Personal information
- Full name: Tony Gardner
- Born: Not known
- Batting: Right-handed
- Bowling: Right-arm medium

Domestic team information
- 1996/97: Canada

Career statistics
| Competition | List A |
| Matches | 4 |
| Runs scored | 32 |
| Batting average | 16.00 |
| 100s/50s | –/– |
| Top score | 21 |
| Balls bowled | 156 |
| Wickets | 4 |
| Bowling average | 29.50 |
| 5 wickets in innings | – |
| 10 wickets in match | – |
| Best bowling | 2/42 |
| Catches/stumpings | –/– |
- Source: Cricinfo, 30 January 2022

= Tony Gardner (cricketer) =

Canadian cricketer

Tony Gardner (date of birth not known) is a Canadian former cricketer.

Gardner first played for Canada in the 1990 ICC Trophy in the Netherlands, making his debut against Singapore.

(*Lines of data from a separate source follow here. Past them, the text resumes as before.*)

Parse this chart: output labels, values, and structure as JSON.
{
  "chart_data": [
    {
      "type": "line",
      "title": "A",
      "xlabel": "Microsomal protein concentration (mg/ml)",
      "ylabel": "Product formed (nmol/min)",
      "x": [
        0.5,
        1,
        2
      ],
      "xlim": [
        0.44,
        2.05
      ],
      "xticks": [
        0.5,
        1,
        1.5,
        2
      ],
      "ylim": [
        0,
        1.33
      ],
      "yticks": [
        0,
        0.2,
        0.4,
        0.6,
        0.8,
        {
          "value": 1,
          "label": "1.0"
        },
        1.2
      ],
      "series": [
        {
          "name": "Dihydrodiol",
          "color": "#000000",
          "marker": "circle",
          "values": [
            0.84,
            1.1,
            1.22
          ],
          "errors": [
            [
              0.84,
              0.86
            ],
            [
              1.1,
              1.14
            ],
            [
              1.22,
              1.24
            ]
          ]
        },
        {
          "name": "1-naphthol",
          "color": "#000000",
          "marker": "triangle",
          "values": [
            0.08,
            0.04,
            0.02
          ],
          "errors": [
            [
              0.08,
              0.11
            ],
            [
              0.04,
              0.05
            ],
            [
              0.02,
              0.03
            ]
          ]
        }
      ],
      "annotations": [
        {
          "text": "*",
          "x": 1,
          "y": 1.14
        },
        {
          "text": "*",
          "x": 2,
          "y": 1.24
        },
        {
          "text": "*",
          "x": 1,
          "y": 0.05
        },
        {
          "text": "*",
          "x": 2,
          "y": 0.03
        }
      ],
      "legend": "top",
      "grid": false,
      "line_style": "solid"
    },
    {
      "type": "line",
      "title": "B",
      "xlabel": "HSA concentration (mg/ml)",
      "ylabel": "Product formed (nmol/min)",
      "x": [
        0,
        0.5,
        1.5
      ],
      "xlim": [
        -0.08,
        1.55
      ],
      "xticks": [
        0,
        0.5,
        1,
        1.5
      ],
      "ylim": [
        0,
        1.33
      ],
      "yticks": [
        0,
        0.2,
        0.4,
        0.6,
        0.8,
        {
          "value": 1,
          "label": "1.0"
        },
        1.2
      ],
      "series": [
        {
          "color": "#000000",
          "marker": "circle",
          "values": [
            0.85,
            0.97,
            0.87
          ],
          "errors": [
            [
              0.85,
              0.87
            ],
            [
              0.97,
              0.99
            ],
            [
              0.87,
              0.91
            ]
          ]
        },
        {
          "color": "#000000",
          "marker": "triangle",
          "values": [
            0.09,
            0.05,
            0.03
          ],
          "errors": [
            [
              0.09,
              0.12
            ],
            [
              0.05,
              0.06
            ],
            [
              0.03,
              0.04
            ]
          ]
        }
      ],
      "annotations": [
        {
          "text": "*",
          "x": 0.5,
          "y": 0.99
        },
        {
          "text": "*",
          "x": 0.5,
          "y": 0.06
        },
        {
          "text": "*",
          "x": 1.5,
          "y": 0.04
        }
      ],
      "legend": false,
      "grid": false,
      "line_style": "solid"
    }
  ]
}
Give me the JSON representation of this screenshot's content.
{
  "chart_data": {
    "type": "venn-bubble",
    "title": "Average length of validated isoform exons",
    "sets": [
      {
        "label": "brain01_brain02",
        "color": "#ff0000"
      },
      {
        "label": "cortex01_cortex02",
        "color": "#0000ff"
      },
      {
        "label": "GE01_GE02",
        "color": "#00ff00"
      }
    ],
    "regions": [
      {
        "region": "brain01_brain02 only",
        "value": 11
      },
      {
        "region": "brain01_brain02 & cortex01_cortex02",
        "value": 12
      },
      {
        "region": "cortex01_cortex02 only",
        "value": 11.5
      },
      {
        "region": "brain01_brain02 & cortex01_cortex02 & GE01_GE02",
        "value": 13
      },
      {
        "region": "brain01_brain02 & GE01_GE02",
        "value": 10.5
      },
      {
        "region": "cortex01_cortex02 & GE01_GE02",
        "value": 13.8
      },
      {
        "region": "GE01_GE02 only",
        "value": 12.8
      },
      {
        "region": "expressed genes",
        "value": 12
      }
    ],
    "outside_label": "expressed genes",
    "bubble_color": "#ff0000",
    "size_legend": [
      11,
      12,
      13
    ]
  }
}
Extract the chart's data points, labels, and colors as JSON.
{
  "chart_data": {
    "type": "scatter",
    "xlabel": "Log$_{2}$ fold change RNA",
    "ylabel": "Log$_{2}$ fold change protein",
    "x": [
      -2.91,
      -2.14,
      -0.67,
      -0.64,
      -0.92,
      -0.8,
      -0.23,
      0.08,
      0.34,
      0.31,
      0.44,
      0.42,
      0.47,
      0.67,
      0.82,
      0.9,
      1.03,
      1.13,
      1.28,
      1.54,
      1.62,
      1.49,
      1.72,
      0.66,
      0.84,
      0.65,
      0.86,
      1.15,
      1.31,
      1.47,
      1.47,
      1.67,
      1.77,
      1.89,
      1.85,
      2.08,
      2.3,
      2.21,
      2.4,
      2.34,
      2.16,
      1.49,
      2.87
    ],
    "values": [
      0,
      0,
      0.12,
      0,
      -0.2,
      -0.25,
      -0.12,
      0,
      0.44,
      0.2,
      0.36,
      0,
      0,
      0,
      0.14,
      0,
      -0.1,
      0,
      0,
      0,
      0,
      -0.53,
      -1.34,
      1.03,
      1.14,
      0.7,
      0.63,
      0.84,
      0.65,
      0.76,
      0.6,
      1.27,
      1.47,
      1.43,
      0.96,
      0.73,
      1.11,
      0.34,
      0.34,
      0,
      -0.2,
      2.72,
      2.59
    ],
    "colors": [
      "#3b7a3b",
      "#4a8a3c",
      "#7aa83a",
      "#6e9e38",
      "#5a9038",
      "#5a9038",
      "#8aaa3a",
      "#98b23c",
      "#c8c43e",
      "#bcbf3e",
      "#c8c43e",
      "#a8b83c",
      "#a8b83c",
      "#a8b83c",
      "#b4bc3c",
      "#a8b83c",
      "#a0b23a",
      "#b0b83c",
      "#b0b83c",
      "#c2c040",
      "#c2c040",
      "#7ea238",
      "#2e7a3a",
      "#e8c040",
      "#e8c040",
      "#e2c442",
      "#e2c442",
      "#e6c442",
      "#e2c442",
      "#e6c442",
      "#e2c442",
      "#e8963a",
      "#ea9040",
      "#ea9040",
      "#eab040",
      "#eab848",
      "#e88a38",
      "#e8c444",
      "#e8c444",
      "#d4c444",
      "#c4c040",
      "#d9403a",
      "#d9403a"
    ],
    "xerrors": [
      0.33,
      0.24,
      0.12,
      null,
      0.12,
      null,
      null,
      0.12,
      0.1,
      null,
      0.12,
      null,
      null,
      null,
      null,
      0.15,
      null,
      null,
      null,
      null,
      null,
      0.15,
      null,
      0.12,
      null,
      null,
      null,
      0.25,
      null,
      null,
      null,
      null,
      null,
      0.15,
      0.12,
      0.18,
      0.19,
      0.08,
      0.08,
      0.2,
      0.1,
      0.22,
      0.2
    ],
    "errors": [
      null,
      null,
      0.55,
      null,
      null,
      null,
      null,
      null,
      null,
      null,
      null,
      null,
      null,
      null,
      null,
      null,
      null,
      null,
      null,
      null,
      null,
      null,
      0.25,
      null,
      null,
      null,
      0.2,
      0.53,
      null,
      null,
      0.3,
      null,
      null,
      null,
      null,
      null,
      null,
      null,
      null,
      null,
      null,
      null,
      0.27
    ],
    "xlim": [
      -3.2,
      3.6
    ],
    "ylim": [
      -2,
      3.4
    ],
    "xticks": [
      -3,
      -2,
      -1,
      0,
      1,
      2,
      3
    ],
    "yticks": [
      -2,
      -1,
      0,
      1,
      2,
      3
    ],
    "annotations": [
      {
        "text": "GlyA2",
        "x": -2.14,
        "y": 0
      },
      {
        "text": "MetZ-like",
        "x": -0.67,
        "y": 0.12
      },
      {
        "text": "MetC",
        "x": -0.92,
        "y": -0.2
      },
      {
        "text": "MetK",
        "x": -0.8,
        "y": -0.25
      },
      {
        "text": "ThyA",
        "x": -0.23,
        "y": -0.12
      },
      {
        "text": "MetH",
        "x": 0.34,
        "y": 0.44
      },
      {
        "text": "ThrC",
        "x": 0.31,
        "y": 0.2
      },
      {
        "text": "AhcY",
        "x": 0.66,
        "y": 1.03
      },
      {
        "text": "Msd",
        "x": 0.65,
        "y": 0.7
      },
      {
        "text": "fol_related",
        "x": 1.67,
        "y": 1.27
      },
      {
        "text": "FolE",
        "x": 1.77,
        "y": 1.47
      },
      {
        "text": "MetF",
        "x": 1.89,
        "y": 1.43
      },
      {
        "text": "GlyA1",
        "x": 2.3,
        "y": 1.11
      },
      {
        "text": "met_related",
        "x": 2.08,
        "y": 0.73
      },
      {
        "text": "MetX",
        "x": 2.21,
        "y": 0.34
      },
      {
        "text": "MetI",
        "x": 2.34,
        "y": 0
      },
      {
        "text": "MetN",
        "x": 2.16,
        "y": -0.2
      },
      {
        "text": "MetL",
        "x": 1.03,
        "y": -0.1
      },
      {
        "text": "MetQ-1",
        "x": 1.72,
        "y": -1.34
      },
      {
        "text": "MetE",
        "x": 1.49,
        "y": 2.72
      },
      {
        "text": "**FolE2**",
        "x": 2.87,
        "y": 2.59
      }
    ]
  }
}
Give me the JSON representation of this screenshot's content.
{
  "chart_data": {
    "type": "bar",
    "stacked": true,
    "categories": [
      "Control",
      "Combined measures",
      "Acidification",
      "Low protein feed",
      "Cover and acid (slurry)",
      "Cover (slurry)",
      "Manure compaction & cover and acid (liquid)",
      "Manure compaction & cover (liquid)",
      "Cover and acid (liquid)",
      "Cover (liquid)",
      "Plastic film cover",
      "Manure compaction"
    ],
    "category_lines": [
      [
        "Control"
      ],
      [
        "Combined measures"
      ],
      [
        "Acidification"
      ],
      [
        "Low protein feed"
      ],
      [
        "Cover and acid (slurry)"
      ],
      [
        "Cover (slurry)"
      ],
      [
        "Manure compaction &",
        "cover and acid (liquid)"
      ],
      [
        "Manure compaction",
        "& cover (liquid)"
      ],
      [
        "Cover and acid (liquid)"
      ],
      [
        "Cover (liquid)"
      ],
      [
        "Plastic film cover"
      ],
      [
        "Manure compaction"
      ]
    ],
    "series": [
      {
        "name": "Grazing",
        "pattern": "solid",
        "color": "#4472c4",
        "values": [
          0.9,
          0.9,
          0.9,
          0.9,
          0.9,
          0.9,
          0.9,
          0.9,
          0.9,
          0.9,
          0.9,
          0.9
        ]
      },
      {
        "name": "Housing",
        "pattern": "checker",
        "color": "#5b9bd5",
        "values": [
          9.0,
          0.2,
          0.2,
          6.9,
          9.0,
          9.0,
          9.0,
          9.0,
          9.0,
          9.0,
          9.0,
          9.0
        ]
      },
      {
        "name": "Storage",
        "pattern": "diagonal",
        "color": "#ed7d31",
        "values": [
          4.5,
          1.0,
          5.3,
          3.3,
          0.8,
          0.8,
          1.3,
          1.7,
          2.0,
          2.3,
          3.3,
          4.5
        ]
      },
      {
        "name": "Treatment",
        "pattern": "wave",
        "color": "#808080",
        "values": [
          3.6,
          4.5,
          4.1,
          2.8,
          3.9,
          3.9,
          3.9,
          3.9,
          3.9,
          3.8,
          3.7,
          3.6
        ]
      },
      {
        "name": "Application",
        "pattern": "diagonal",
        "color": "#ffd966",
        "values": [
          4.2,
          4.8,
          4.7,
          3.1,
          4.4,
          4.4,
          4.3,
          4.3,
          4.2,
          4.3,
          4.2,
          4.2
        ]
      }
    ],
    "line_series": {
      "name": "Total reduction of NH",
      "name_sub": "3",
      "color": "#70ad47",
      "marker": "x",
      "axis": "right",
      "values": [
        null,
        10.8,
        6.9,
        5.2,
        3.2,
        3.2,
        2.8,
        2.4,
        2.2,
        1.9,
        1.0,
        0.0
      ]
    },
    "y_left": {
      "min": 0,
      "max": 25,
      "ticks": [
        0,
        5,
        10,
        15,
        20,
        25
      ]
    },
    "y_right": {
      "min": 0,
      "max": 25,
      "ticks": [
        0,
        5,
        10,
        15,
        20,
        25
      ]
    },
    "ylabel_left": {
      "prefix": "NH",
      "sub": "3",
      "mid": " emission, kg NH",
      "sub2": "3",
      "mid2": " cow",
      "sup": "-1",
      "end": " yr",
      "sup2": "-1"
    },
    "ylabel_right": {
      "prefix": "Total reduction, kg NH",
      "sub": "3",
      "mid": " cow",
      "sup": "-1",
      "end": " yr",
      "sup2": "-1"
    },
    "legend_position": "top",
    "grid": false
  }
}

He played in six matches in the 1990 edition of the competition, and later appeared in seven matches in the 1994 ICC Trophy. In 13 matches across both tournaments, Gardner scored 253 runs at an average of 25.30; he made one half century, a score of 76 against the United Arab Emirates in 1994. With his medium pace bowling he took 26 wickets at a bowling average of 15.88, with one five wicket haul of 5 for 12 against Singapore in 1994. Gardner was part of the Canadian squad for the 1996–97 Shell/Sandals Trophy, in which he played four List A one-day matches against Jamaica, Trinidad and Tobago, and the Leeward Islands twice. He scored 32 runs in these four matches, with a highest score of 21, while with his bowling he took 4 wickets at an average of 29.50, with best figures of 2 for 42. His List A matches for Canada marked his last appearances for the team.